Na encosta do pinhal, com um peso imenso de eucaliptos e tojos a caírem-lhe nas costas, a casa abandonada geme e sofre.
Parte das suas paredes já ruíram.
As heras invasoras cobriram a vergonha do abandono.
Primeiro, a medo, infiltraram-se nas fendas.
Depois foram-se assenhoreando de todo o espaço.
Hoje, uma manta de verdes, como retalhinhos de diferentes tonalidades da cor dos prados, enchem todos os espaços do que antes albergara alfaias e animais.
Parte da estrutura da velha casa de estreitos janelitos, ainda resiste ao tempo e à solidão.
- Vamos construir uma casita ali na encosta – dizia Tomás à namorada, nos dias de sonho, ainda solteiros.
- Ó Tomás, gostava mais perto da minha mãe. Ali, parece-me um pouco isolado.
- Tá calada Teresa.
Estamos à vontade .
Ali ninguém nos incomoda. A criação anda à solta. Temos a ribeira em baixo. Bate-nos o sol todo o dia. Estamos e temos tudo, à nossa maneira . Como Deus com os anjos.
- Vamos vendo por outros lados também, se não te importas.

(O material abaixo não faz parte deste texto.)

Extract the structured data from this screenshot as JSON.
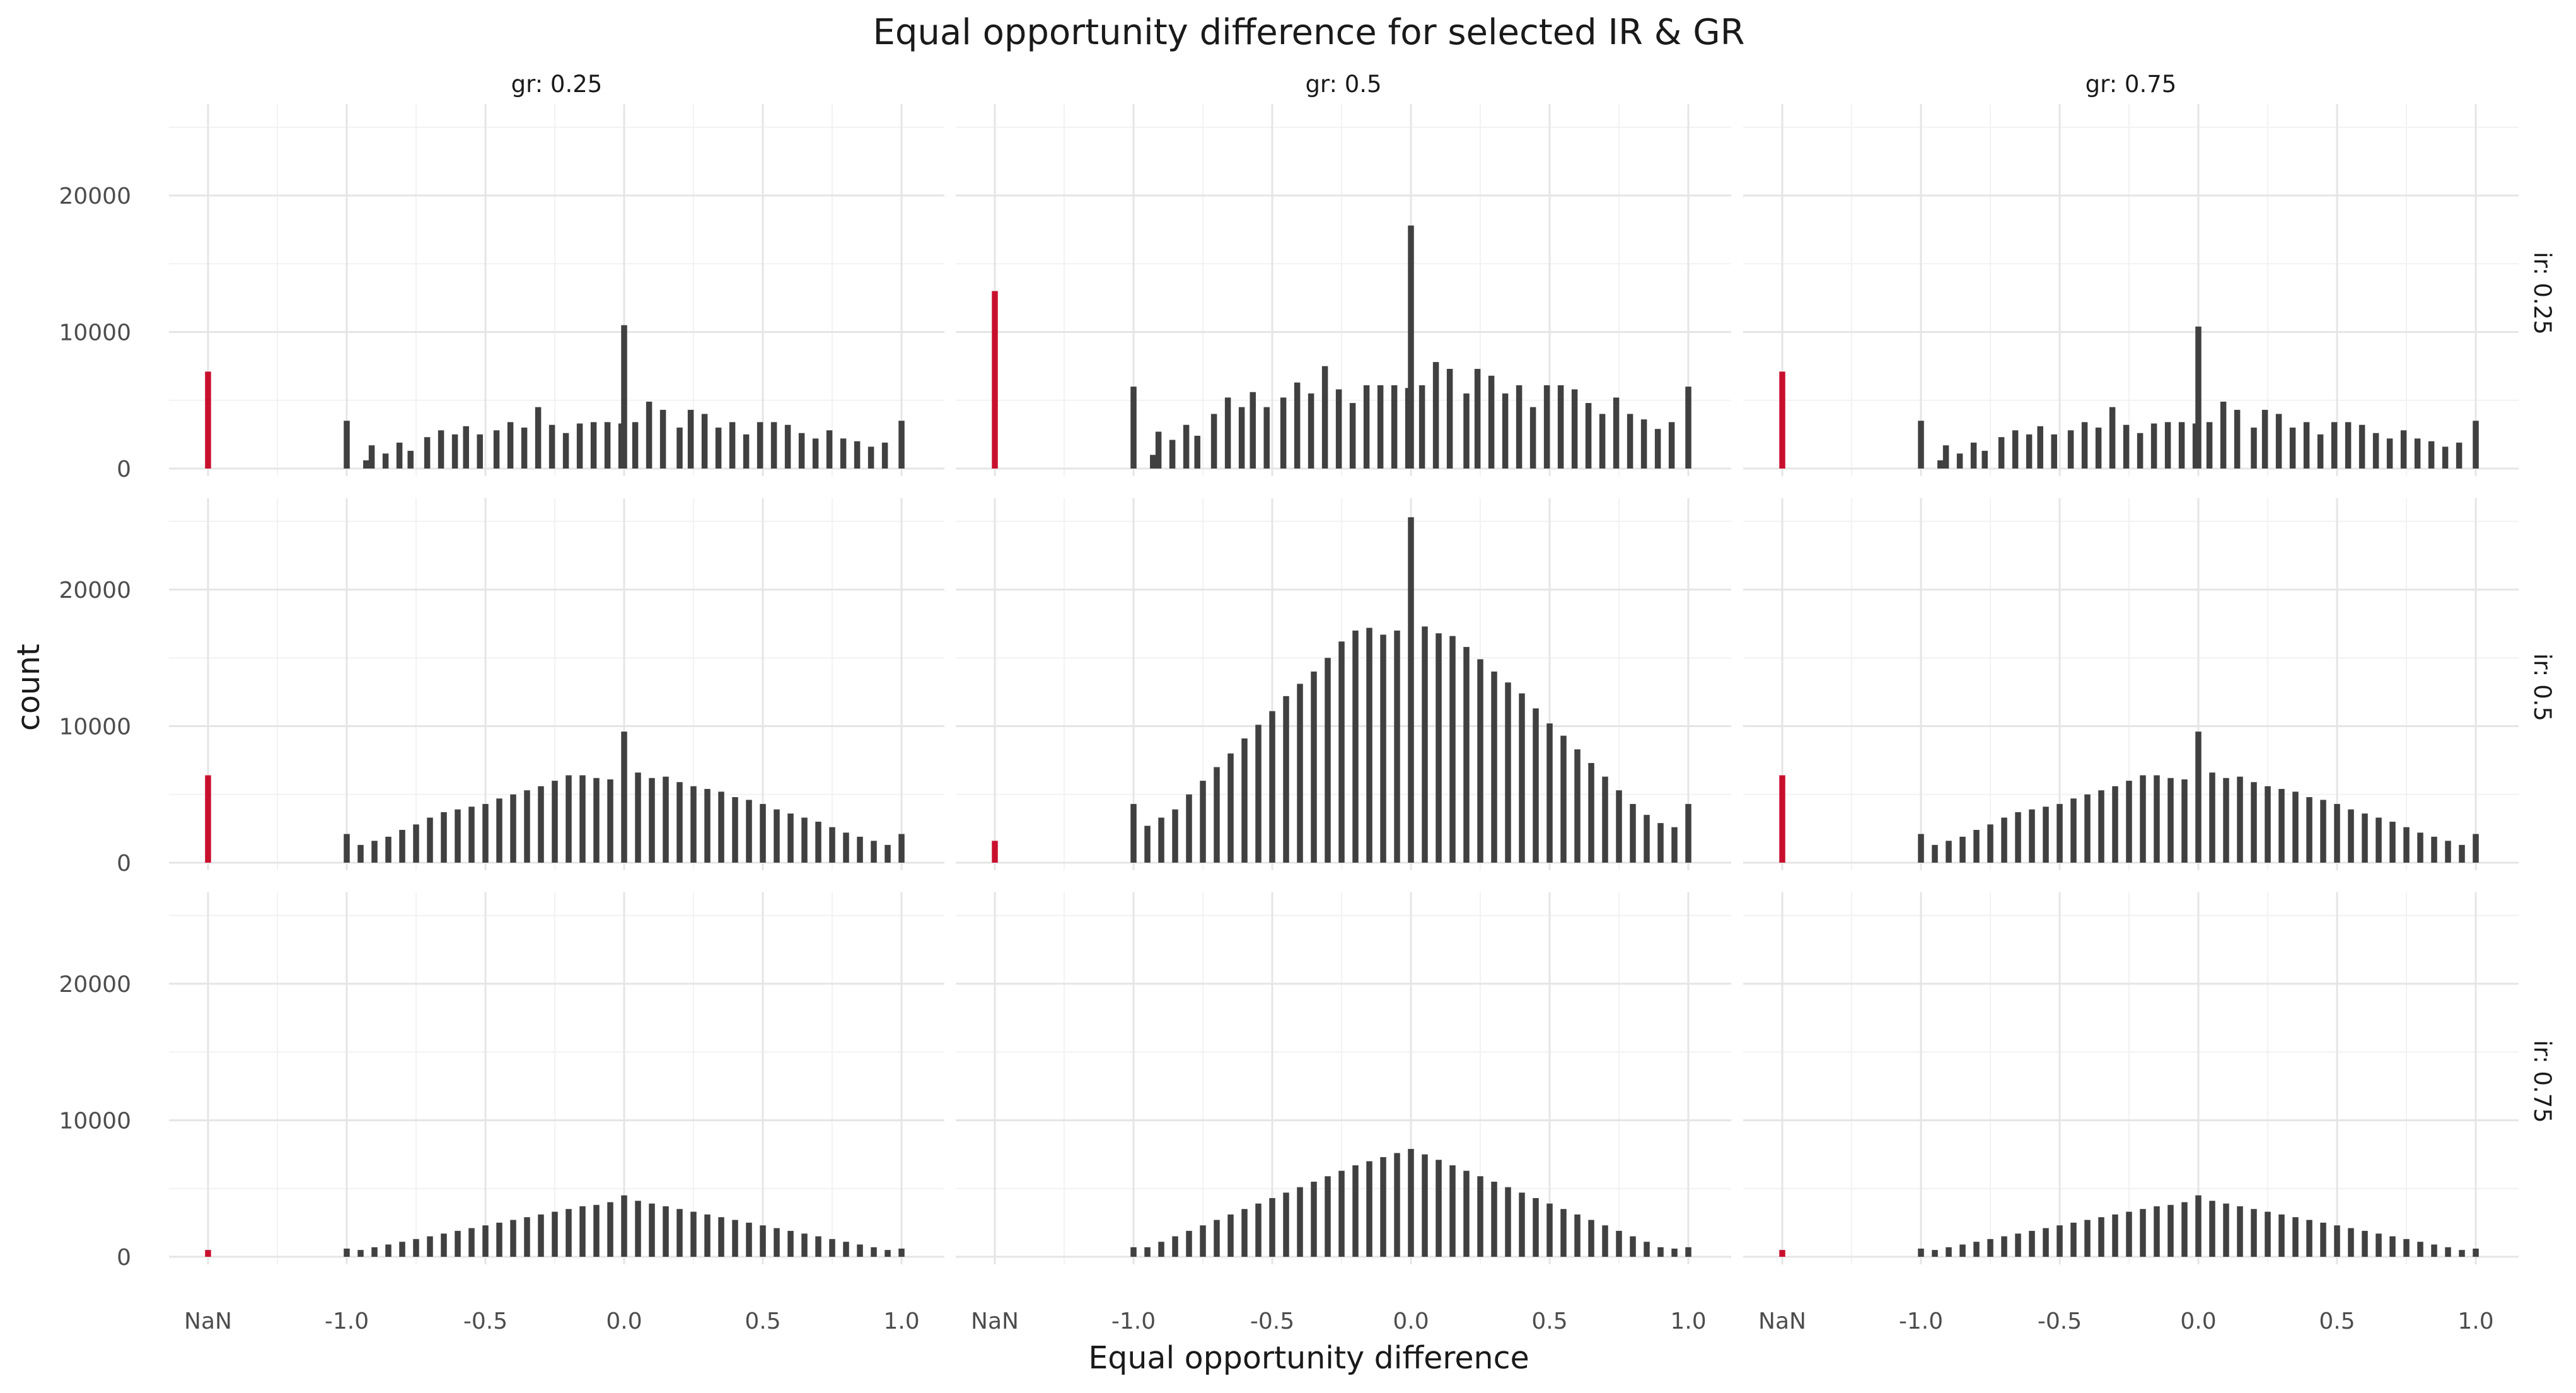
{
  "colors": {
    "bar": "#404040",
    "nan_bar": "#c8102e",
    "grid_major": "#e5e5e5",
    "grid_minor": "#f2f2f2",
    "background": "#ffffff"
  },
  "chart_data": {
    "type": "bar",
    "kind": "faceted histogram",
    "title": "Equal opportunity difference for selected IR & GR",
    "xlabel": "Equal opportunity difference",
    "ylabel": "count",
    "x_tick_labels": [
      "NaN",
      "-1.0",
      "-0.5",
      "0.0",
      "0.5",
      "1.0"
    ],
    "x_tick_values": [
      null,
      -1.0,
      -0.5,
      0.0,
      0.5,
      1.0
    ],
    "y_ticks": [
      0,
      10000,
      20000
    ],
    "ylim": [
      0,
      26000
    ],
    "xlim": [
      -1.15,
      1.0
    ],
    "bin_width": 0.0202,
    "nan_category": "NaN",
    "grid": true,
    "legend": "none",
    "col_facet_labels": [
      "gr: 0.25",
      "gr: 0.5",
      "gr: 0.75"
    ],
    "row_facet_labels": [
      "ir: 0.25",
      "ir: 0.5",
      "ir: 0.75"
    ],
    "panels": [
      {
        "ir": "ir: 0.25",
        "gr": "gr: 0.25",
        "nan_count": 7100,
        "x": [
          -1.0,
          -0.93,
          -0.91,
          -0.86,
          -0.81,
          -0.77,
          -0.71,
          -0.66,
          -0.61,
          -0.57,
          -0.52,
          -0.46,
          -0.41,
          -0.36,
          -0.31,
          -0.26,
          -0.21,
          -0.16,
          -0.11,
          -0.06,
          -0.01,
          0.0,
          0.04,
          0.09,
          0.14,
          0.2,
          0.24,
          0.29,
          0.34,
          0.39,
          0.44,
          0.49,
          0.54,
          0.59,
          0.64,
          0.69,
          0.74,
          0.79,
          0.84,
          0.89,
          0.94,
          1.0
        ],
        "y": [
          3500,
          600,
          1700,
          1100,
          1900,
          1300,
          2300,
          2800,
          2500,
          3100,
          2500,
          2800,
          3400,
          3000,
          4500,
          3200,
          2600,
          3300,
          3400,
          3400,
          3300,
          10500,
          3400,
          4900,
          4300,
          3000,
          4300,
          4000,
          3000,
          3400,
          2500,
          3400,
          3400,
          3200,
          2600,
          2200,
          2800,
          2200,
          2000,
          1600,
          1900,
          3500
        ]
      },
      {
        "ir": "ir: 0.25",
        "gr": "gr: 0.5",
        "nan_count": 13000,
        "x": [
          -1.0,
          -0.93,
          -0.91,
          -0.86,
          -0.81,
          -0.77,
          -0.71,
          -0.66,
          -0.61,
          -0.57,
          -0.52,
          -0.46,
          -0.41,
          -0.36,
          -0.31,
          -0.26,
          -0.21,
          -0.16,
          -0.11,
          -0.06,
          -0.01,
          0.0,
          0.04,
          0.09,
          0.14,
          0.2,
          0.24,
          0.29,
          0.34,
          0.39,
          0.44,
          0.49,
          0.54,
          0.59,
          0.64,
          0.69,
          0.74,
          0.79,
          0.84,
          0.89,
          0.94,
          1.0
        ],
        "y": [
          6000,
          1000,
          2700,
          2100,
          3200,
          2400,
          4000,
          5200,
          4500,
          5600,
          4500,
          5200,
          6300,
          5500,
          7500,
          5800,
          4800,
          6100,
          6100,
          6100,
          5900,
          17800,
          6100,
          7800,
          7300,
          5500,
          7300,
          6800,
          5500,
          6100,
          4500,
          6100,
          6100,
          5800,
          4800,
          4000,
          5200,
          4000,
          3600,
          2900,
          3400,
          6000
        ]
      },
      {
        "ir": "ir: 0.25",
        "gr": "gr: 0.75",
        "nan_count": 7100,
        "x": [
          -1.0,
          -0.93,
          -0.91,
          -0.86,
          -0.81,
          -0.77,
          -0.71,
          -0.66,
          -0.61,
          -0.57,
          -0.52,
          -0.46,
          -0.41,
          -0.36,
          -0.31,
          -0.26,
          -0.21,
          -0.16,
          -0.11,
          -0.06,
          -0.01,
          0.0,
          0.04,
          0.09,
          0.14,
          0.2,
          0.24,
          0.29,
          0.34,
          0.39,
          0.44,
          0.49,
          0.54,
          0.59,
          0.64,
          0.69,
          0.74,
          0.79,
          0.84,
          0.89,
          0.94,
          1.0
        ],
        "y": [
          3500,
          600,
          1700,
          1100,
          1900,
          1300,
          2300,
          2800,
          2500,
          3100,
          2500,
          2800,
          3400,
          3000,
          4500,
          3200,
          2600,
          3300,
          3400,
          3400,
          3300,
          10400,
          3400,
          4900,
          4300,
          3000,
          4300,
          4000,
          3000,
          3400,
          2500,
          3400,
          3400,
          3200,
          2600,
          2200,
          2800,
          2200,
          2000,
          1600,
          1900,
          3500
        ]
      },
      {
        "ir": "ir: 0.5",
        "gr": "gr: 0.25",
        "nan_count": 6400,
        "x": [
          -1.0,
          -0.95,
          -0.9,
          -0.85,
          -0.8,
          -0.75,
          -0.7,
          -0.65,
          -0.6,
          -0.55,
          -0.5,
          -0.45,
          -0.4,
          -0.35,
          -0.3,
          -0.25,
          -0.2,
          -0.15,
          -0.1,
          -0.05,
          0.0,
          0.05,
          0.1,
          0.15,
          0.2,
          0.25,
          0.3,
          0.35,
          0.4,
          0.45,
          0.5,
          0.55,
          0.6,
          0.65,
          0.7,
          0.75,
          0.8,
          0.85,
          0.9,
          0.95,
          1.0
        ],
        "y": [
          2100,
          1300,
          1600,
          1900,
          2400,
          2800,
          3300,
          3700,
          3900,
          4100,
          4300,
          4700,
          5000,
          5300,
          5600,
          6000,
          6400,
          6400,
          6200,
          6100,
          9600,
          6600,
          6200,
          6300,
          5900,
          5600,
          5400,
          5200,
          4800,
          4600,
          4300,
          3900,
          3600,
          3300,
          3000,
          2600,
          2200,
          1900,
          1600,
          1300,
          2100
        ]
      },
      {
        "ir": "ir: 0.5",
        "gr": "gr: 0.5",
        "nan_count": 1600,
        "x": [
          -1.0,
          -0.95,
          -0.9,
          -0.85,
          -0.8,
          -0.75,
          -0.7,
          -0.65,
          -0.6,
          -0.55,
          -0.5,
          -0.45,
          -0.4,
          -0.35,
          -0.3,
          -0.25,
          -0.2,
          -0.15,
          -0.1,
          -0.05,
          0.0,
          0.05,
          0.1,
          0.15,
          0.2,
          0.25,
          0.3,
          0.35,
          0.4,
          0.45,
          0.5,
          0.55,
          0.6,
          0.65,
          0.7,
          0.75,
          0.8,
          0.85,
          0.9,
          0.95,
          1.0
        ],
        "y": [
          4300,
          2700,
          3300,
          3900,
          5000,
          6000,
          7000,
          8000,
          9100,
          10100,
          11100,
          12200,
          13100,
          14000,
          15000,
          16200,
          17000,
          17200,
          16700,
          17000,
          25300,
          17300,
          16800,
          16600,
          15800,
          14900,
          14000,
          13200,
          12400,
          11300,
          10200,
          9300,
          8300,
          7300,
          6300,
          5300,
          4300,
          3500,
          2900,
          2600,
          4300
        ]
      },
      {
        "ir": "ir: 0.5",
        "gr": "gr: 0.75",
        "nan_count": 6400,
        "x": [
          -1.0,
          -0.95,
          -0.9,
          -0.85,
          -0.8,
          -0.75,
          -0.7,
          -0.65,
          -0.6,
          -0.55,
          -0.5,
          -0.45,
          -0.4,
          -0.35,
          -0.3,
          -0.25,
          -0.2,
          -0.15,
          -0.1,
          -0.05,
          0.0,
          0.05,
          0.1,
          0.15,
          0.2,
          0.25,
          0.3,
          0.35,
          0.4,
          0.45,
          0.5,
          0.55,
          0.6,
          0.65,
          0.7,
          0.75,
          0.8,
          0.85,
          0.9,
          0.95,
          1.0
        ],
        "y": [
          2100,
          1300,
          1600,
          1900,
          2400,
          2800,
          3300,
          3700,
          3900,
          4100,
          4300,
          4700,
          5000,
          5300,
          5600,
          6000,
          6400,
          6400,
          6200,
          6100,
          9600,
          6600,
          6200,
          6300,
          5900,
          5600,
          5400,
          5200,
          4800,
          4600,
          4300,
          3900,
          3600,
          3300,
          3000,
          2600,
          2200,
          1900,
          1600,
          1300,
          2100
        ]
      },
      {
        "ir": "ir: 0.75",
        "gr": "gr: 0.25",
        "nan_count": 500,
        "x": [
          -1.0,
          -0.95,
          -0.9,
          -0.85,
          -0.8,
          -0.75,
          -0.7,
          -0.65,
          -0.6,
          -0.55,
          -0.5,
          -0.45,
          -0.4,
          -0.35,
          -0.3,
          -0.25,
          -0.2,
          -0.15,
          -0.1,
          -0.05,
          0.0,
          0.05,
          0.1,
          0.15,
          0.2,
          0.25,
          0.3,
          0.35,
          0.4,
          0.45,
          0.5,
          0.55,
          0.6,
          0.65,
          0.7,
          0.75,
          0.8,
          0.85,
          0.9,
          0.95,
          1.0
        ],
        "y": [
          600,
          500,
          700,
          900,
          1100,
          1300,
          1500,
          1700,
          1900,
          2100,
          2300,
          2500,
          2700,
          2900,
          3100,
          3300,
          3500,
          3700,
          3800,
          4000,
          4500,
          4100,
          3900,
          3700,
          3500,
          3300,
          3100,
          2900,
          2700,
          2500,
          2300,
          2100,
          1900,
          1700,
          1500,
          1300,
          1100,
          900,
          700,
          500,
          600
        ]
      },
      {
        "ir": "ir: 0.75",
        "gr": "gr: 0.5",
        "nan_count": 0,
        "x": [
          -1.0,
          -0.95,
          -0.9,
          -0.85,
          -0.8,
          -0.75,
          -0.7,
          -0.65,
          -0.6,
          -0.55,
          -0.5,
          -0.45,
          -0.4,
          -0.35,
          -0.3,
          -0.25,
          -0.2,
          -0.15,
          -0.1,
          -0.05,
          0.0,
          0.05,
          0.1,
          0.15,
          0.2,
          0.25,
          0.3,
          0.35,
          0.4,
          0.45,
          0.5,
          0.55,
          0.6,
          0.65,
          0.7,
          0.75,
          0.8,
          0.85,
          0.9,
          0.95,
          1.0
        ],
        "y": [
          700,
          700,
          1100,
          1500,
          1900,
          2300,
          2700,
          3100,
          3500,
          3900,
          4300,
          4700,
          5100,
          5500,
          5900,
          6300,
          6700,
          7000,
          7300,
          7600,
          7900,
          7500,
          7100,
          6700,
          6300,
          5900,
          5500,
          5100,
          4700,
          4300,
          3900,
          3500,
          3100,
          2700,
          2300,
          1900,
          1500,
          1100,
          700,
          600,
          700
        ]
      },
      {
        "ir": "ir: 0.75",
        "gr": "gr: 0.75",
        "nan_count": 500,
        "x": [
          -1.0,
          -0.95,
          -0.9,
          -0.85,
          -0.8,
          -0.75,
          -0.7,
          -0.65,
          -0.6,
          -0.55,
          -0.5,
          -0.45,
          -0.4,
          -0.35,
          -0.3,
          -0.25,
          -0.2,
          -0.15,
          -0.1,
          -0.05,
          0.0,
          0.05,
          0.1,
          0.15,
          0.2,
          0.25,
          0.3,
          0.35,
          0.4,
          0.45,
          0.5,
          0.55,
          0.6,
          0.65,
          0.7,
          0.75,
          0.8,
          0.85,
          0.9,
          0.95,
          1.0
        ],
        "y": [
          600,
          500,
          700,
          900,
          1100,
          1300,
          1500,
          1700,
          1900,
          2100,
          2300,
          2500,
          2700,
          2900,
          3100,
          3300,
          3500,
          3700,
          3800,
          4000,
          4500,
          4100,
          3900,
          3700,
          3500,
          3300,
          3100,
          2900,
          2700,
          2500,
          2300,
          2100,
          1900,
          1700,
          1500,
          1300,
          1100,
          900,
          700,
          500,
          600
        ]
      }
    ]
  }
}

- Está bem. Podemos ver, mas aquela leira que o meu pai nos dá, para começo de vida, valia a pena.

O namoro foi avançando, Teresa ficou grávida. Casaram um pouco à pressa. Era uma vergonha, se alguém percebia que a Teresa não ia virgem para o casamento. O falatório não perdoava.
- “Em vez da flor da laranjeira, aquela já leva as laranjas para a igreja”.- pairava no ar, à boca fechada…
E a coisa apressou-se.
Teresa perdeu todos os privilégios. Agora, só queria era salvar a sua honra. Não arranjar problemas para os seus pais que eram pobres, mas gente muito honesta.
Teresa não queria ser a vergonha da família.
O pai punha-a logo fora de casa.
No melhor pano cai a nódoa, mas o povaréu não tem contemplações.
E… um homem que se presa tem vergonha na cara.
A escolha de Tomás foi avante.
Já não havia calma, nem ambiente, nem tempo a perder.
A casa foi feita na encosta, à entrada do Porto da Vila.
Um homem quando casa, já tem que ter a sua casa.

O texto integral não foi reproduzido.